One way to look at this is if I have all base ball cards you have then we don't have the same baseball card as I may have more. But if you also have all the baseball cards that I have then we have exactly the same baseball cards. This is a little more complex as we are looking by team. By team could count the match count, my count, and your count and compare those 3 counts but that is 3 joins. This solution is 2 joins and I think it would be faster than the 3 join option.

To me the bonus questions did not make sense. There as a change to a table but that table name did not match any of the tables. Need a full table description for those bonus questions.

Below is the 2 join option:

    select [m1].[IDa] as [EntityId1], [m1].[IDb] as [EntityId2]
    from
    (   select [PV1].[EntityId] as [IDa], [PV2].[EntityId] as [IDb]
        from [PropertyValue] as [PV1] 
        left outer join [PropertyValue] as [PV2] 
            on  [PV2].[EntityId] <> [PV1].[EntityId]
            and [PV2].[PropertyId] = [PV1].[PropertyId]
            and [PV2].[PropertyValue] = [PV1].[PropertyValue] 
        group by [PV1].[EntityId], [PV2].[EntityId]
        having count(*) = count([PV2].[EntityId])
    ) as [m1]
    join 
    (   select [PV1].[EntityId] as [IDa], [PV2].[EntityId] as [IDb]
        from [PropertyValue] as [PV1] 
        right outer join [PropertyValue] as [PV2] 
            on  [PV2].[EntityId] <> [PV1].[EntityId]
            and [PV2].[PropertyId] = [PV1].[PropertyId]
            and [PV2].[PropertyValue] = [PV1].[PropertyValue] 
        group by [PV1].[EntityId], [PV2].[EntityId]
        having count(*) = count([PV1].[EntityId]))
    ) as [m2]
    on [m1].[IDa] = [m2].[IDa] and [m1].[IDb] = [m2].[IDb] 
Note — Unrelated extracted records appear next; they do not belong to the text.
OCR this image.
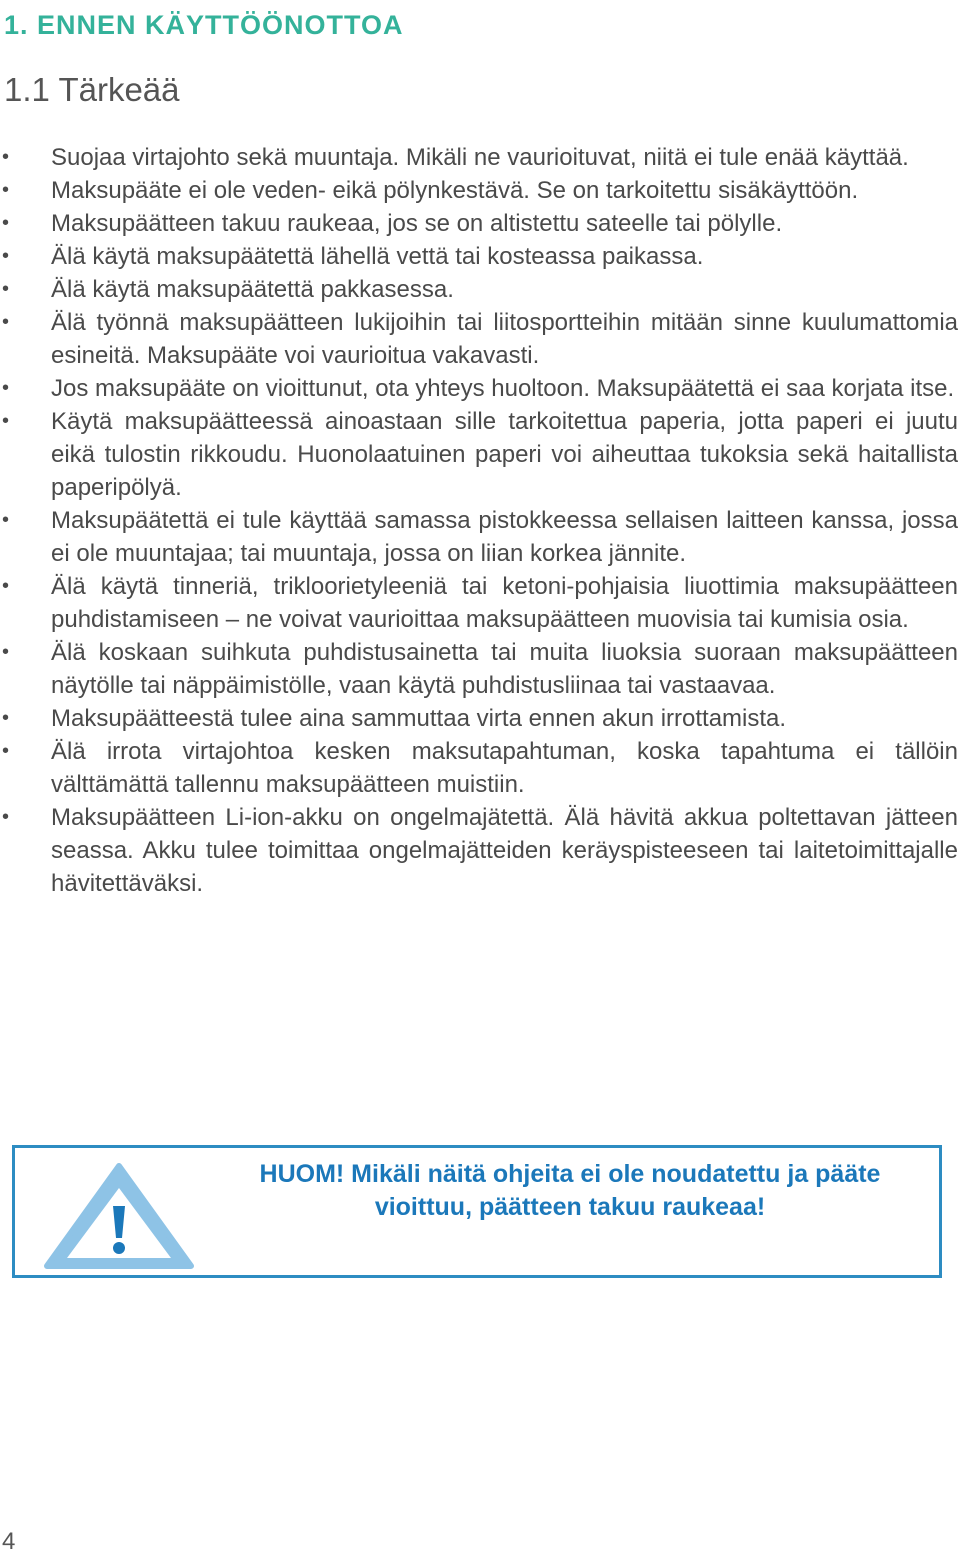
1. ENNEN KÄYTTÖÖNOTTOA
1.1 Tärkeää
•	Suojaa virtajohto sekä muuntaja. Mikäli ne vaurioituvat, niitä ei tule enää käyttää.
•	Maksupääte ei ole veden- eikä pölynkestävä. Se on tarkoitettu sisäkäyttöön.
•	Maksupäätteen takuu raukeaa, jos se on altistettu sateelle tai pölylle.
•	Älä käytä maksupäätettä lähellä vettä tai kosteassa paikassa.
•	Älä käytä maksupäätettä pakkasessa.
•	Älä työnnä maksupäätteen lukijoihin tai liitosportteihin mitään sinne kuulumattomia esineitä. Maksupääte voi vaurioitua vakavasti.
•	Jos maksupääte on vioittunut, ota yhteys huoltoon. Maksupäätettä ei saa korjata itse.
•	Käytä maksupäätteessä ainoastaan sille tarkoitettua paperia, jotta paperi ei juutu eikä tulostin rikkoudu. Huonolaatuinen paperi voi aiheuttaa tukoksia sekä haitallista paperipölyä.
•	Maksupäätettä ei tule käyttää samassa pistokkeessa sellaisen laitteen kanssa, jossa ei ole muuntajaa; tai muuntaja, jossa on liian korkea jännite.
•	Älä käytä tinneriä, trikloorietyleeniä tai ketoni-pohjaisia liuottimia maksupäätteen puhdistamiseen – ne voivat vaurioittaa maksupäätteen muovisia tai kumisia osia.
•	Älä koskaan suihkuta puhdistusainetta tai muita liuoksia suoraan maksupäätteen näytölle tai näppäimistölle, vaan käytä puhdistusliinaa tai vastaavaa.
•	Maksupäätteestä tulee aina sammuttaa virta ennen akun irrottamista.
•	Älä irrota virtajohtoa kesken maksutapahtuman, koska tapahtuma ei tällöin välttämättä tallennu maksupäätteen muistiin.
•	Maksupäätteen Li-ion-akku on ongelmajätettä. Älä hävitä akkua poltettavan jätteen seassa. Akku tulee toimittaa ongelmajätteiden keräyspisteeseen tai laitetoimittajalle hävitettäväksi.
HUOM! Mikäli näitä ohjeita ei ole noudatettu ja pääte
vioittuu, päätteen takuu raukeaa!
4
Below is the 3 join count based option:

    select [m1].[IDa] as [EntityId1], [m1].[IDb] as [EntityId2]
    from
    (   select [PV1].[EntityId] as [IDa], [PV2].[EntityId] as [IDb], COUNT(*) as [count]
        from [PropertyValue] as [PV1] 
        join [PropertyValue] as [PV2] 
            on  [PV2].[EntityId] <> [PV1].[EntityId]
            and [PV2].[PropertyId] = [PV1].[PropertyId]
            and [PV2].[PropertyValue] = [PV1].[PropertyValue] 
        group by [PV1].[EntityId], [PV2].[EntityId]
    )   as [m1]
    join 
    (   select [PV1].[EntityId] as [IDa], COUNT(*) as [count]
        from [PropertyValue] as [PV1] 
        group by [PV1].[EntityId]
        having count(*) = count([PV1].[sID]))
    )   as [m2]
    on [m1].[IDa] = [m2].[IDa] and [m1].[count] = [m2].[count]
    join 
    (   select [PV2].[EntityId] as [IDb], COUNT(*) as [count]
        from [PropertyValue] as [PV2] 
        group by [PV2].[EntityId]
    )   as [m3]
    on [m1].[IDb] = [m3].[IDb] and [m1].[count] = [m3].[count]


回答4:

My task is to find business objects which are exactly same as given object (ones which have exactly same set of properties with exactly same values).

if the "given objec"t is described as e.g. #PropertyValues, so the query would be:

create table #PropertyValues(
    [PropertyId] [int] NOT NULL,
    [PropertyValue] [int] NOT NULL
)

insert #PropertyValues
select
    3, 3 -- e.g.

declare
    @cnt int

select @cnt = count(*) from #PropertyValues

select 
    EntityId
from 
    PropertyValues pv
    left join  #PropertyValues t on t.PropertyId = pv.PropertyId and t.PropertyValue = pv.PropertyValue
group by
    EntityId
having 
    count(t.PropertyId) = @cnt
    and count(pv.PropertyId) = @cnt

drop table #PropertyValues

But if performance is so much critical, you can create special indexed field on table Entities, e.g. EntityIndex varchar(8000), which will be filled by trigger on PropertyValues table as convert(char(10), PropertyId) + convert(char(10), PropertyValue) (for all properties of entity, sorted!). So it will be possible to do very fast seek by this field.



回答5:

I think this is just a simple self-join:

select P2.EntityID,E.EntityName
from PropertyValues P1
inner join PropertyValues P2
on   P1.PropertyID    = P2.PropertyID
and  P1.PropertyValue = P2.PropertyValue
inner join Entity E
on P2.EntityID = E.EntityID
where P1.EntityId = 1
and   P2.EntityId <> 1
group by P2.EntityID, E.EntityName